Graph-based Approach to Automatic Taxonomy Generation (GraBTax) by Pucktada Treeratpituk, Madian Khabsa, C. Lee Giles.
Abstract:
We propose a novel graph-based approach for constructing concept hierarchy from a large text corpus. Our algorithm, GraBTax, incorporates both statistical co-occurrences and lexical similarity in optimizing the structure of the taxonomy. To automatically generate topic-dependent taxonomies from a large text corpus, GraBTax first extracts topical terms and their relationships from the corpus. The algorithm then constructs a weighted graph representing topics and their associations. A graph partitioning algorithm is then used to recursively partition the topic graph into a taxonomy. For evaluation, we apply GraBTax to articles, primarily computer science, in the CiteSeerX digital library and search engine. The quality of the resulting concept hierarchy is assessed by both human judges and comparison with Wikipedia categories.
Interesting work.
For example:
Unfortunately, existing taxonomies for concepts in computer science such as ODP categories and the ACM Classification System1 are unsuitable as a gold standard. ODP categories are too broad and do not contain the majority of concepts produced by our algorithm. For instance, there are no sub-concepts for “Semantic Web” in ODP. Also some portions of ODP categories under computer science are not computer science related concepts, especially at the lower level. For example, the concepts under “Neural Networks” are Books, People, Companies, Publications, FAQs, Help and Tutorials, etc.

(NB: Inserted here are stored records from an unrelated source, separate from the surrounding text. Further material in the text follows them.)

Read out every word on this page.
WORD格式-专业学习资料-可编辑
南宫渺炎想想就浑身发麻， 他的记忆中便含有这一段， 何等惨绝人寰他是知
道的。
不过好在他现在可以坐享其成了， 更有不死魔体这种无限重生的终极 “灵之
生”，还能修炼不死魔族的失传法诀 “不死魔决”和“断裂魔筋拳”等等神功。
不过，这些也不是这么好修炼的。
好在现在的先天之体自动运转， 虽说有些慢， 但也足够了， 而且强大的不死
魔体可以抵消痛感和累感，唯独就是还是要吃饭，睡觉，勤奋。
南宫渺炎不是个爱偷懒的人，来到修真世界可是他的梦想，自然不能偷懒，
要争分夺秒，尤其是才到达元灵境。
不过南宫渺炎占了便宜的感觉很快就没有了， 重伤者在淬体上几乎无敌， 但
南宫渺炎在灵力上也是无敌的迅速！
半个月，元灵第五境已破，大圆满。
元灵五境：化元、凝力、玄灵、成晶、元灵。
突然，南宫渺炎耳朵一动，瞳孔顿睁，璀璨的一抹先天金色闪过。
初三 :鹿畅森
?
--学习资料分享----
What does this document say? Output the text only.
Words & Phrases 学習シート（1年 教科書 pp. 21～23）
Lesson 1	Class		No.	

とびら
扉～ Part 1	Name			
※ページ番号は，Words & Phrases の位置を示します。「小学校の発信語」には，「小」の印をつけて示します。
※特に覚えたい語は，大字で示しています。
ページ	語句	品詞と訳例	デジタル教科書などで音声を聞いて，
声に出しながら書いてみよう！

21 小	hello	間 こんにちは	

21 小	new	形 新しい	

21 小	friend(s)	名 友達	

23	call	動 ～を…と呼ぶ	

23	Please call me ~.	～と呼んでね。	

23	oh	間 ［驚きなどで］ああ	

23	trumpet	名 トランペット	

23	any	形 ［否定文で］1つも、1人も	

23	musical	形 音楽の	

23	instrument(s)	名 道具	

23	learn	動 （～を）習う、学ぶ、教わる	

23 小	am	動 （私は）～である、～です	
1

The ACM Classification System has similar drawbacks, where its categories are too broad for comparison.
Makes me curious if comparing the topics extracted from articles would consistently map to the broad categories assigned by the ACM.
Also instructive for the use of graphs, which admit to no pre-determined data structure.
I say that because of an on-going discussion about alternative data models for topic maps.
As you know, I don’t think topic maps have only one data model, not even my own.
The model you construct with your topic map should meet your needs, not mine.
Graphs are a good example of interchangeable information artifacts despite no one being able to constrain the graphs of others.
XML is another, although it gets overlooked from time to time.
PS: The authors don’t say but I am assuming that ODP = Open Directory Project.